Karena Donald Trump terpilih sebagai presiden Amerika Serikat, pandangan seputar perjuangan melawan perubahan iklim telah berubah secara signifikan. Kebijakan iklim ambisius pendahulunya, Barack Obama, terancam ketika Trump menandatangani perintah eksekutif yang berupaya membatalkan sebagian besar upaya pengurangan emisi gas rumah kaca dan mendorong penggunaan energi terbarukan.
El Rencana Listrik Bersih Obama, yang memberlakukan pembatasan emisi karbon dioksida, adalah salah satu tujuan utama Trump.
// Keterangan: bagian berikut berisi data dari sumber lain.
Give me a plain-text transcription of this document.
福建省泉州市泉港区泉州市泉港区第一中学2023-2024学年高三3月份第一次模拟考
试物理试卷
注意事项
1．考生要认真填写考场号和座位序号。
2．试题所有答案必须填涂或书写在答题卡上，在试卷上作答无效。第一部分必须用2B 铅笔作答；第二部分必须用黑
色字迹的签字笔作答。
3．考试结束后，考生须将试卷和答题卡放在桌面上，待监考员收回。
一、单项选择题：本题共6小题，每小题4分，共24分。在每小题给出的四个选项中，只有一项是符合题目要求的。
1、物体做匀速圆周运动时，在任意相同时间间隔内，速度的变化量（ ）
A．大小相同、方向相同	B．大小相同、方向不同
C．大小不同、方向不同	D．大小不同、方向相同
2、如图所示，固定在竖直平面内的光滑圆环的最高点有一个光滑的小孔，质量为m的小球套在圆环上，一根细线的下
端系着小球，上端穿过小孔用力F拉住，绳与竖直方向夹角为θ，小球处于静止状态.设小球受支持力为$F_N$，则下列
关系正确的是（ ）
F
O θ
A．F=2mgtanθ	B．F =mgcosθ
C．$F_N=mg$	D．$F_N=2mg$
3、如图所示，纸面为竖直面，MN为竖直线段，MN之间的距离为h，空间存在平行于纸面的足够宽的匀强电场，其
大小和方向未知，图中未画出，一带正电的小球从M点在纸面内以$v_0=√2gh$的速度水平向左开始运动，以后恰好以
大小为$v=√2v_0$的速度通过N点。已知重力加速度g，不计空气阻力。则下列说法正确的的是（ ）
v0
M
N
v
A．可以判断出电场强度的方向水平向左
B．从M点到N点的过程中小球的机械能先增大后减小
Langkah ini telah menimbulkan kekhawatiran baik di dalam maupun di luar AS mengenai masa depan komitmen negara tersebut terhadap perdamaian Perjanjian Paris dan perjuangan global melawan perubahan iklim.
Selamat tinggal untuk membantu melawan perubahan iklim
Perintah eksekutif Trump tidak hanya berupaya merevisi atau menghilangkan Rencana Listrik Bersih, namun juga mendorong penggunaan energi bersih bahan bakar fosil dibandingkan energi terbarukan. Ini termasuk meningkatkan Moratorium 14 bulan tentang sewa batu bara baru di lahan federal yang diberlakukan Obama pada tahun 2016. Perubahan arah ini dipandang sebagai upaya untuk menghidupkan kembali industri batu bara di Amerika Serikat, sebuah industri yang mengalami kemunduran bukan hanya karena alasan peraturan, namun juga karena terhadap meningkatnya daya saing sumber energi lain seperti gas alam dan energi terbarukan.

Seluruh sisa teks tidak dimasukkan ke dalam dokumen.